The ruling is a blow for Nigeria’s government, which joined the case as a civil party in 2018 and was seeking compensation.
Prosecutors had charged that executives involved in the 2011 deal to secure Offshore Oil Prospecting Licence 245 knew that much of the $1.1bn they deposited into an escrow account controlled by the Nigerian government would be disbursed as bribes. Yet several of their key witnesses failed to back up those allegations when called to testify.
The companies and executives accused have consistently denied any wrongdoing. In 2018, two middlemen were found guilty of corruption in a separate trial.
‘After three years of trial, thousands of documents analysed, finally we have a sentence that gives back to Descalzi his professional role,’ said Paola Severino, the Eni CEO’s lawyer.
At a parliamentary hearing in 2020, Descalzi said Eni hasn’t suffered reputational damage from the case or any setbacks to its operational plans. He was reappointed to his position by the Italian government in April, his third mandate, which runs to mid-2023. The Treasury and Italy’s state-back lender are Eni’s biggest shareholders.
The government of Nigerian President Muhammadu Buhari, which came to power six years ago, has failed in its bid to secure $1.1bn in court-ordered compensation from Eni and Shell. The oil resources of the licence at the heart of the case, OPL 245, remain undeveloped.
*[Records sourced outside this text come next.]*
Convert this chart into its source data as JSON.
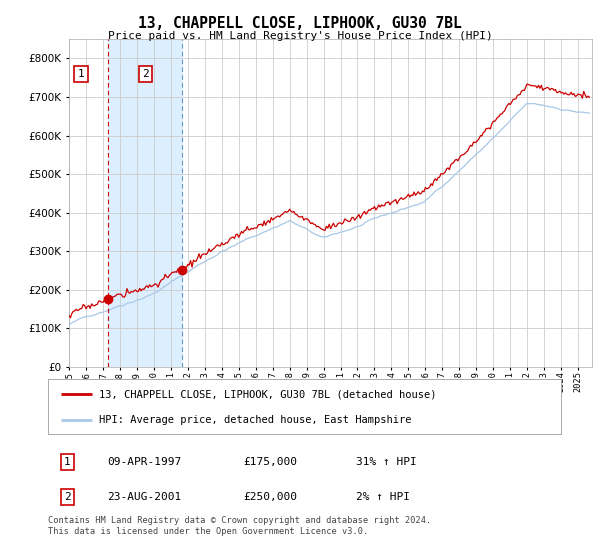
{
  "title": "13, CHAPPELL CLOSE, LIPHOOK, GU30 7BL",
  "subtitle": "Price paid vs. HM Land Registry's House Price Index (HPI)",
  "sale1_date": 1997.27,
  "sale1_price": 175000,
  "sale2_date": 2001.64,
  "sale2_price": 250000,
  "table_row1": [
    "1",
    "09-APR-1997",
    "£175,000",
    "31% ↑ HPI"
  ],
  "table_row2": [
    "2",
    "23-AUG-2001",
    "£250,000",
    "2% ↑ HPI"
  ],
  "legend_line1": "13, CHAPPELL CLOSE, LIPHOOK, GU30 7BL (detached house)",
  "legend_line2": "HPI: Average price, detached house, East Hampshire",
  "footer": "Contains HM Land Registry data © Crown copyright and database right 2024.\nThis data is licensed under the Open Government Licence v3.0.",
  "hpi_color": "#a8c8e8",
  "price_color": "#cc0000",
  "marker_color": "#cc0000",
  "vline1_color": "#cc0000",
  "vline2_color": "#6699cc",
  "shade_color": "#ddeeff",
  "ylim": [
    0,
    850000
  ],
  "xlim_start": 1995.0,
  "xlim_end": 2025.83,
  "background_color": "#ffffff",
  "grid_color": "#cccccc"
}
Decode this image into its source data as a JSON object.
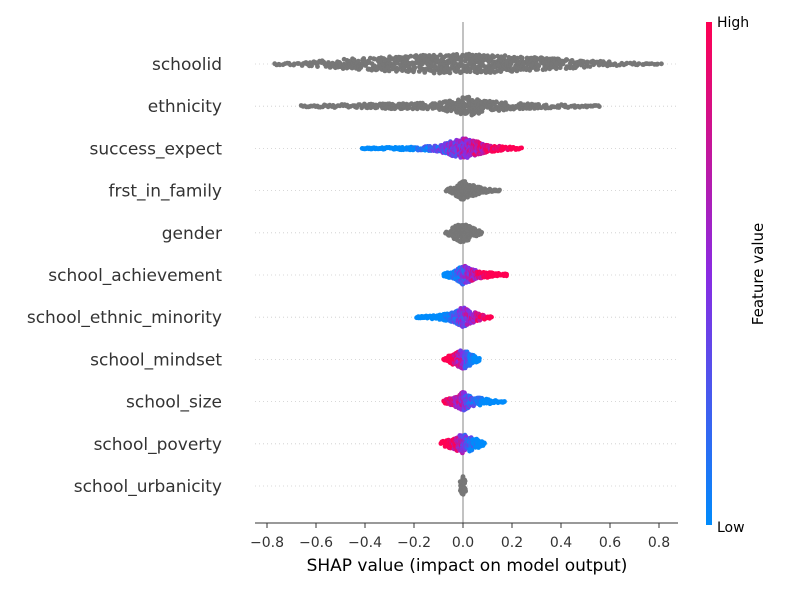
{
  "chart_data": {
    "type": "scatter",
    "subtype": "shap-beeswarm",
    "xlabel": "SHAP value (impact on model output)",
    "xlim": [
      -0.85,
      0.88
    ],
    "xticks": [
      -0.8,
      -0.6,
      -0.4,
      -0.2,
      0.0,
      0.2,
      0.4,
      0.6,
      0.8
    ],
    "xtick_labels": [
      "−0.8",
      "−0.6",
      "−0.4",
      "−0.2",
      "0.0",
      "0.2",
      "0.4",
      "0.6",
      "0.8"
    ],
    "features": [
      {
        "name": "schoolid",
        "colored": false,
        "range": [
          -0.77,
          0.81
        ],
        "profile": [
          [
            -0.77,
            0.08
          ],
          [
            -0.7,
            0.15
          ],
          [
            -0.6,
            0.28
          ],
          [
            -0.5,
            0.45
          ],
          [
            -0.4,
            0.6
          ],
          [
            -0.3,
            0.72
          ],
          [
            -0.2,
            0.85
          ],
          [
            -0.1,
            0.92
          ],
          [
            0,
            1
          ],
          [
            0.1,
            0.92
          ],
          [
            0.2,
            0.8
          ],
          [
            0.3,
            0.65
          ],
          [
            0.4,
            0.5
          ],
          [
            0.5,
            0.35
          ],
          [
            0.6,
            0.22
          ],
          [
            0.7,
            0.12
          ],
          [
            0.81,
            0.05
          ]
        ]
      },
      {
        "name": "ethnicity",
        "colored": false,
        "range": [
          -0.66,
          0.56
        ],
        "profile": [
          [
            -0.66,
            0.08
          ],
          [
            -0.55,
            0.14
          ],
          [
            -0.45,
            0.2
          ],
          [
            -0.3,
            0.25
          ],
          [
            -0.2,
            0.28
          ],
          [
            -0.1,
            0.35
          ],
          [
            -0.02,
            0.7
          ],
          [
            0,
            1
          ],
          [
            0.05,
            0.85
          ],
          [
            0.1,
            0.55
          ],
          [
            0.2,
            0.3
          ],
          [
            0.3,
            0.22
          ],
          [
            0.45,
            0.14
          ],
          [
            0.56,
            0.06
          ]
        ]
      },
      {
        "name": "success_expect",
        "colored": true,
        "range": [
          -0.41,
          0.24
        ],
        "split": -0.02,
        "profile": [
          [
            -0.41,
            0.05
          ],
          [
            -0.3,
            0.1
          ],
          [
            -0.2,
            0.16
          ],
          [
            -0.1,
            0.3
          ],
          [
            -0.05,
            0.7
          ],
          [
            0,
            1
          ],
          [
            0.05,
            0.75
          ],
          [
            0.1,
            0.35
          ],
          [
            0.18,
            0.18
          ],
          [
            0.24,
            0.06
          ]
        ]
      },
      {
        "name": "frst_in_family",
        "colored": false,
        "range": [
          -0.07,
          0.15
        ],
        "profile": [
          [
            -0.07,
            0.08
          ],
          [
            -0.03,
            0.5
          ],
          [
            0,
            1
          ],
          [
            0.03,
            0.6
          ],
          [
            0.08,
            0.25
          ],
          [
            0.15,
            0.06
          ]
        ]
      },
      {
        "name": "gender",
        "colored": false,
        "range": [
          -0.07,
          0.08
        ],
        "profile": [
          [
            -0.07,
            0.12
          ],
          [
            -0.03,
            0.7
          ],
          [
            0,
            1
          ],
          [
            0.03,
            0.6
          ],
          [
            0.08,
            0.1
          ]
        ]
      },
      {
        "name": "school_achievement",
        "colored": true,
        "range": [
          -0.08,
          0.18
        ],
        "split": 0.02,
        "profile": [
          [
            -0.08,
            0.12
          ],
          [
            -0.03,
            0.45
          ],
          [
            0,
            1
          ],
          [
            0.03,
            0.6
          ],
          [
            0.08,
            0.3
          ],
          [
            0.18,
            0.1
          ]
        ]
      },
      {
        "name": "school_ethnic_minority",
        "colored": true,
        "range": [
          -0.19,
          0.12
        ],
        "split": 0.01,
        "reverse": false,
        "profile": [
          [
            -0.19,
            0.06
          ],
          [
            -0.1,
            0.2
          ],
          [
            -0.03,
            0.55
          ],
          [
            0,
            1
          ],
          [
            0.03,
            0.6
          ],
          [
            0.08,
            0.25
          ],
          [
            0.12,
            0.08
          ]
        ]
      },
      {
        "name": "school_mindset",
        "colored": true,
        "range": [
          -0.08,
          0.07
        ],
        "split": 0.0,
        "reverse": true,
        "profile": [
          [
            -0.08,
            0.15
          ],
          [
            -0.03,
            0.6
          ],
          [
            0,
            1
          ],
          [
            0.03,
            0.6
          ],
          [
            0.07,
            0.15
          ]
        ]
      },
      {
        "name": "school_size",
        "colored": true,
        "range": [
          -0.08,
          0.17
        ],
        "split": 0.0,
        "reverse": true,
        "profile": [
          [
            -0.08,
            0.12
          ],
          [
            -0.02,
            0.6
          ],
          [
            0,
            1
          ],
          [
            0.03,
            0.5
          ],
          [
            0.1,
            0.25
          ],
          [
            0.17,
            0.06
          ]
        ]
      },
      {
        "name": "school_poverty",
        "colored": true,
        "range": [
          -0.09,
          0.09
        ],
        "split": 0.0,
        "reverse": true,
        "profile": [
          [
            -0.09,
            0.2
          ],
          [
            -0.04,
            0.5
          ],
          [
            0,
            1
          ],
          [
            0.04,
            0.6
          ],
          [
            0.09,
            0.15
          ]
        ]
      },
      {
        "name": "school_urbanicity",
        "colored": false,
        "range": [
          -0.01,
          0.01
        ],
        "profile": [
          [
            -0.01,
            0.5
          ],
          [
            0,
            1
          ],
          [
            0.01,
            0.5
          ]
        ]
      }
    ],
    "colorbar": {
      "high_label": "High",
      "low_label": "Low",
      "title": "Feature value"
    },
    "colors": {
      "high": "#ff0052",
      "mid": "#8a2be2",
      "low": "#008bfb",
      "neutral": "#777777"
    }
  }
}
Eni initiated international arbitration proceedings against Nigeria in September, alleging the government has breached its obligations by refusing to let the firm develop the licence, which will expire in May.
A representative of the of the Nigerian government said the country will wait to review the Italian court’s written judgment before considering its position. In Italy, sentences aren’t definitive until appeals are exhausted. It could take years before there’s a final decision.
The verdict is also a setback for Global Witness, the non-governmental that seeks to expose corruption and human-rights abuses around the world. The group uncovered documents that informed to the Italian prosecutor’s decision to take up the case.
‘This ruling is obviously very disappointing,’ Barnaby Pace, a campaigner for Global Witness who followed the trial closely, said on Twitter. ‘We urge the Milan prosecutor to consider all options to appeal.’
The verdict doesn’t end the legal woes for Shell related to its Nigerian operations. In January a court in the Netherlands ruled that the Anglo-Dutch major was liable for damages from pipeline leaks in the West African country. A few weeks later, the UK’s supreme court ruled that thousands of Nigerians can sue Shell in London over pollution.
Shell CEO Ben Van Beurden told analysts in February that the company would take a ‘hard look’ at its position in Nigerian onshore oilfields amid the multiple legal and environmental disputes. Despite efforts to tackle pipeline sabotage — one of the major causes of oil spills — the business ‘is under challenge’ and it remains ‘a headache,’ he said.
In response to Wednesday’s verdict, Van Beurden said that Shell has ‘always maintained that the 2011 settlement was legal, designed to resolve a decade-long legal dispute and unlock development of the OPL 245 block. At the same time, this has been a difficult learning experience for us.’